Por tudo o que foi dito, defendo a idéia de que a assistência
psicológica ao homossexual que opta pela reversão de sua orientação
sexual, antes de ser uma questão ética, se coloca como uma questão
científica a ser resolvida. Nesse sentido, o poder normativo do Conselho
Federal de Psicologia não pode usurpar o lugar do debate científico e
da discussão acadêmica qualificada, submetendo a pesquisa e a produção
do conhecimento aos apelos histéricos do politicamente correto ou às
ambições políticas de grupos minoritários.

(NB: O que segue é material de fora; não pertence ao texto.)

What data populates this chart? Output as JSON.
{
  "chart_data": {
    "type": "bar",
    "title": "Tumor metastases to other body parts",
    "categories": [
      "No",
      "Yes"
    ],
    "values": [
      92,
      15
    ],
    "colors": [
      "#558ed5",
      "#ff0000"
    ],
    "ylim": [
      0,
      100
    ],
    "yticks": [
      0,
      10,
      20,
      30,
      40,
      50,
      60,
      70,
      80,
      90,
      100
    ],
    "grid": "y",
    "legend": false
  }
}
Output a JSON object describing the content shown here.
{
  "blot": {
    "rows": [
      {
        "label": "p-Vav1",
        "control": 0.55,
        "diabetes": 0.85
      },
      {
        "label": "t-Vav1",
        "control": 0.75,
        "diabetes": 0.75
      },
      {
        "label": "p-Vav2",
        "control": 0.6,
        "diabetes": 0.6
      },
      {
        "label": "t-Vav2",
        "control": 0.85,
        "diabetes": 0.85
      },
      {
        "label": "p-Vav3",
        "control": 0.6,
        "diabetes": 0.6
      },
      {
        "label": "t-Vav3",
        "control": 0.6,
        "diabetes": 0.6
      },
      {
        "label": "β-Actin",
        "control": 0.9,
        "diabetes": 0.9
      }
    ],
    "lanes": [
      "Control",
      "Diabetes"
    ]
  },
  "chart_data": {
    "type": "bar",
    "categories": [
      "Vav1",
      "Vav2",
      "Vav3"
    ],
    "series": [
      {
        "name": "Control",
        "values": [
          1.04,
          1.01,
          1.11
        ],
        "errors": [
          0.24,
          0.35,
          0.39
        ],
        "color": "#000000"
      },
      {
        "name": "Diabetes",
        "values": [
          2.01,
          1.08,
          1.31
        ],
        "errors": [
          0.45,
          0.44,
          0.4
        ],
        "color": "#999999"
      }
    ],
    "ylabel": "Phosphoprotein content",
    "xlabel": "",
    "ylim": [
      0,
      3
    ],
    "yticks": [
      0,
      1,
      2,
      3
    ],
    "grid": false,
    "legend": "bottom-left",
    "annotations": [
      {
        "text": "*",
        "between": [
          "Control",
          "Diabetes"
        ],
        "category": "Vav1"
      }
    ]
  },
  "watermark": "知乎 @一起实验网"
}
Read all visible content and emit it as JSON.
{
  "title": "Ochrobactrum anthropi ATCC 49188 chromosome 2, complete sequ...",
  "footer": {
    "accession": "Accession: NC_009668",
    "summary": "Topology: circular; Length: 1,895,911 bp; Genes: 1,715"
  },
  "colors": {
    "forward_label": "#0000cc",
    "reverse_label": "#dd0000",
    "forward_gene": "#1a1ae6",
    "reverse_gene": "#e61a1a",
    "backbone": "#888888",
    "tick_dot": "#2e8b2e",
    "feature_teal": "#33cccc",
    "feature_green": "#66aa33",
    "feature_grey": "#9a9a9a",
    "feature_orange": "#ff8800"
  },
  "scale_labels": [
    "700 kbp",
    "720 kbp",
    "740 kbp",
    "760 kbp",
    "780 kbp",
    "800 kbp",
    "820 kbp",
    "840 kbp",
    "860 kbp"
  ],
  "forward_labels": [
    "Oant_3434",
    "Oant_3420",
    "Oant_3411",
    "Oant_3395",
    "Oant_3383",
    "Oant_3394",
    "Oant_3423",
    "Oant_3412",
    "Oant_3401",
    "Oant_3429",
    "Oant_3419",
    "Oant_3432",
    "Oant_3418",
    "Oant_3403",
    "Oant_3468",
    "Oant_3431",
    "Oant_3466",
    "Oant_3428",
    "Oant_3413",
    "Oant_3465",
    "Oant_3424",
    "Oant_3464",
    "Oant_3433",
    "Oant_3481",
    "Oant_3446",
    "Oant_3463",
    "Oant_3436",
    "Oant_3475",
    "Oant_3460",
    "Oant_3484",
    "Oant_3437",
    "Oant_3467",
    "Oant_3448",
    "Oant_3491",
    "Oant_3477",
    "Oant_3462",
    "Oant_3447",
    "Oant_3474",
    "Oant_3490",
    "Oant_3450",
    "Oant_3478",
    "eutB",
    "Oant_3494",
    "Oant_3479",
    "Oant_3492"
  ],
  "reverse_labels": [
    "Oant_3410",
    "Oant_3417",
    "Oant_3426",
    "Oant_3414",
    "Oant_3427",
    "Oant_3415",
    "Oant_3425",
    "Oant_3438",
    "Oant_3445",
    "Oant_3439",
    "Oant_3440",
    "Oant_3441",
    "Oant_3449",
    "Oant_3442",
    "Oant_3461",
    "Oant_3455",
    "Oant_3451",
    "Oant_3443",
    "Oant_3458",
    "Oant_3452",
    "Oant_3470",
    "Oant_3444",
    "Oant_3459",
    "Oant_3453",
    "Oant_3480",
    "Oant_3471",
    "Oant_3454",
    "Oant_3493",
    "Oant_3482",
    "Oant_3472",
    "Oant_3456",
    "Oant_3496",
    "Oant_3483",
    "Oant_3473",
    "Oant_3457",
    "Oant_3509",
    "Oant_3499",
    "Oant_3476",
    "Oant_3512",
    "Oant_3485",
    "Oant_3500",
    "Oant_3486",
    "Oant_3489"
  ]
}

Qualquer prática terapêutica, para ser eticamente condenável, precisa
atender uma das três condições que se seguem: (i) a comprovação de sua
ineficácia absoluta (ii) a utilização de métodos que atentam contra a
dignidade humana e (iii) a incidência de efeitos iatrogênicos
estatisticamente relevantes. De mais a mais, não há pretextos que possam
impedir a uma pessoa que, voluntariamente, busca o auxílio de um
profissional da psicologia para fazer valer suas as aspirações mais
legítimas. Trata-se de uma questão de direitos individuais e liberdade
de escolha. E isso é tudo.
Luciano Garrido é psicólogo, policial, especialista em segurança pública e direitos humanos.